The only recognizable oversight was a lack of focus on how MASSIVELY HYPED Batman was. Granted I was only three in 1989, but even I knew the movie was coming out — that’s how heavily they promoted it. Heck, you could not escape the Bat Signal. It was everywhere.

It was more than a movie: it was an event!

I know they can’t fit everything into a 30-minute show, but that was something that needed to be acknowledged.

As mentioned, filmmaker/screenwriter/actor/podcaster Kevin Smith directed “Dynamic Duo.” Smith’s fingerprints and signature humor weren’t all over the episode for obvious reasons (it is a family show, after all), but he did a great job directing. This was his fourth venture into TV directing, including two episodes of The Flash and Supergirl. If anyone should direct a Batman-themed episode, it should be Kevin Smith. Thankfully, it was.

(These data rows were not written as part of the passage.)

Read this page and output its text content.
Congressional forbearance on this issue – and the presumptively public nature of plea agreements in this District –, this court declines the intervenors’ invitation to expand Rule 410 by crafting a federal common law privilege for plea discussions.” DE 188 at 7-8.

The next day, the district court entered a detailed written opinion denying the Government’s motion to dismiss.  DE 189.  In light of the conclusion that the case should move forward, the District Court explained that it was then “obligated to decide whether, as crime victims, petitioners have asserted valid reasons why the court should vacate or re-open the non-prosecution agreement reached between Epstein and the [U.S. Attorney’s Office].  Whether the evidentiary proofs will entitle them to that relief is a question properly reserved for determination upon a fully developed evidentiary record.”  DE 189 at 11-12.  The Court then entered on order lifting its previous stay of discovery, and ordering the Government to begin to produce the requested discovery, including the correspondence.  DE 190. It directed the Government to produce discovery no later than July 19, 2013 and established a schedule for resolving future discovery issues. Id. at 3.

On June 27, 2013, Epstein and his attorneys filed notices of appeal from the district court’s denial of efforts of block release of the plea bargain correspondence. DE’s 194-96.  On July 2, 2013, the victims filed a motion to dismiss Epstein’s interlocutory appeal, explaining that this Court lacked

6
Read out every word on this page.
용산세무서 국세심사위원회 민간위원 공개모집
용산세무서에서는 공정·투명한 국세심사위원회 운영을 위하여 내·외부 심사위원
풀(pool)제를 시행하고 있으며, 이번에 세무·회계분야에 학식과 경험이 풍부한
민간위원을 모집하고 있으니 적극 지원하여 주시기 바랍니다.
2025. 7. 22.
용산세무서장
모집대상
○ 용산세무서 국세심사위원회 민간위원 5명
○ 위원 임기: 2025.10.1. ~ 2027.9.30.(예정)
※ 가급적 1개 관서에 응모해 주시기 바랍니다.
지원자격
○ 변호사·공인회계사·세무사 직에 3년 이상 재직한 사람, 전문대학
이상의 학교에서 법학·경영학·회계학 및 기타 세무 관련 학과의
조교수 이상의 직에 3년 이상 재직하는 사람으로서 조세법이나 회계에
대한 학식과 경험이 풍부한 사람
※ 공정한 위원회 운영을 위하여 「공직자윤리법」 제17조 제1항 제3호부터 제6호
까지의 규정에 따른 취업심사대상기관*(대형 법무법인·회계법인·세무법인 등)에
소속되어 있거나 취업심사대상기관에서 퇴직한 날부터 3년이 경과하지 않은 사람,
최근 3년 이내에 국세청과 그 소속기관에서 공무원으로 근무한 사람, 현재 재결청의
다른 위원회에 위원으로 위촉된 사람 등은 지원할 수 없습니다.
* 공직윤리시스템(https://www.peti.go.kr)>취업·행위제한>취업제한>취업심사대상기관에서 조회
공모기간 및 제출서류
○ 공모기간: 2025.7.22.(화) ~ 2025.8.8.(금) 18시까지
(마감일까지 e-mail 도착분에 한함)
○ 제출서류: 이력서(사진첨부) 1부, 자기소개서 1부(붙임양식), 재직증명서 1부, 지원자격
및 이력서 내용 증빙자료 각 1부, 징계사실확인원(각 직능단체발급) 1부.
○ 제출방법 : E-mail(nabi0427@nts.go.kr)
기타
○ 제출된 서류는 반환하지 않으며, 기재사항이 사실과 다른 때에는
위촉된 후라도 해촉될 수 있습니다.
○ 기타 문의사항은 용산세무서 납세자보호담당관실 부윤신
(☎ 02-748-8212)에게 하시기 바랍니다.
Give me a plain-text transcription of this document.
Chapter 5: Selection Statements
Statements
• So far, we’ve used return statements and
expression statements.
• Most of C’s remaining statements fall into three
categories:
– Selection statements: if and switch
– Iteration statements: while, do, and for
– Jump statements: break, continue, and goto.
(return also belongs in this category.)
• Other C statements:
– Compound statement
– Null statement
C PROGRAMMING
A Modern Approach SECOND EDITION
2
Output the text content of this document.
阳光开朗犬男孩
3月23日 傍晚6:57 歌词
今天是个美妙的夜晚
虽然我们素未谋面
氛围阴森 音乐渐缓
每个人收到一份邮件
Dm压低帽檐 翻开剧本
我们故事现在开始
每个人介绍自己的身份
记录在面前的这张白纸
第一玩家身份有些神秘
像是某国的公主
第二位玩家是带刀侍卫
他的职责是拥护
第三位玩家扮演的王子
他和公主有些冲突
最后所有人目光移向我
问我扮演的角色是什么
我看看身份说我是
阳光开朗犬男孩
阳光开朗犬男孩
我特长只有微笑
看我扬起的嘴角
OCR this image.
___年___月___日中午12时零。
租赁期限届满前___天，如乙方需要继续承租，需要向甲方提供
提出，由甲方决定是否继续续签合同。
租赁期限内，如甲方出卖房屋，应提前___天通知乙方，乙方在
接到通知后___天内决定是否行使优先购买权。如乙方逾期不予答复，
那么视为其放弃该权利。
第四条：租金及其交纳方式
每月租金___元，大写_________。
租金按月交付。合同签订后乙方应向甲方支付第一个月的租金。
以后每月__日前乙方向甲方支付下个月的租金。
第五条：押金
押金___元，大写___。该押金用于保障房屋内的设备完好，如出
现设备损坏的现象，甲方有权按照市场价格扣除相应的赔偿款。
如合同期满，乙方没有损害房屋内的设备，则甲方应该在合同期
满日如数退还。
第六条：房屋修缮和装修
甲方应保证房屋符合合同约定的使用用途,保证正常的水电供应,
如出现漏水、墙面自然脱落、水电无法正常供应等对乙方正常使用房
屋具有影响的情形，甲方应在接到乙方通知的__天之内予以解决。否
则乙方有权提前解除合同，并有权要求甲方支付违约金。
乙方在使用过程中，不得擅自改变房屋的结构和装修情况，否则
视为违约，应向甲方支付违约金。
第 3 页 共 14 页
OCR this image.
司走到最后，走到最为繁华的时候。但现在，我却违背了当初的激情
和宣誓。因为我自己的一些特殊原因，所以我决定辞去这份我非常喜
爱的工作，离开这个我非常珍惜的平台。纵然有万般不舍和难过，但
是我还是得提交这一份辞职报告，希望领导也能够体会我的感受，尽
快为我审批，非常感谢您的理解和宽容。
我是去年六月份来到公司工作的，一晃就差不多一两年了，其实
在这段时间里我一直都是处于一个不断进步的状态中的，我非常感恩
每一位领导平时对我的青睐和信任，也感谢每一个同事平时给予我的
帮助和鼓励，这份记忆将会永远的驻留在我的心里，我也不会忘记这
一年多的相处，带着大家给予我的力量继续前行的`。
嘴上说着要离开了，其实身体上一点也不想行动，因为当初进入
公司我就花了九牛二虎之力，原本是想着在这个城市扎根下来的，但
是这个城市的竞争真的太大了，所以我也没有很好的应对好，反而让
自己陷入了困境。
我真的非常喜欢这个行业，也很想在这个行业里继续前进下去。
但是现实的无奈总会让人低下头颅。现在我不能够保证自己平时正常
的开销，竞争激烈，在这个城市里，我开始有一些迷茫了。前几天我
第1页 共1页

“Dynamic Duo”‘s other plot involved Erica (Haley Orrantia), Beverly (Wendi McLendon-Covey) and Murr (Jeff Garlin) dealing with Haley’s college prospects. Haley wanted to go to a music school, while her parents wanted her to go to Penn State. The three, as usual had great chemistry together.

While it doesn’t tackle the subject matter as much as I hoped, “Dynamic Duo” was still a standout episode that every Batman fan should check out! The Goldbergs can be seen on the same Bat-time, Wednesday night 8PM EST, on the same Bat-channel, ABC!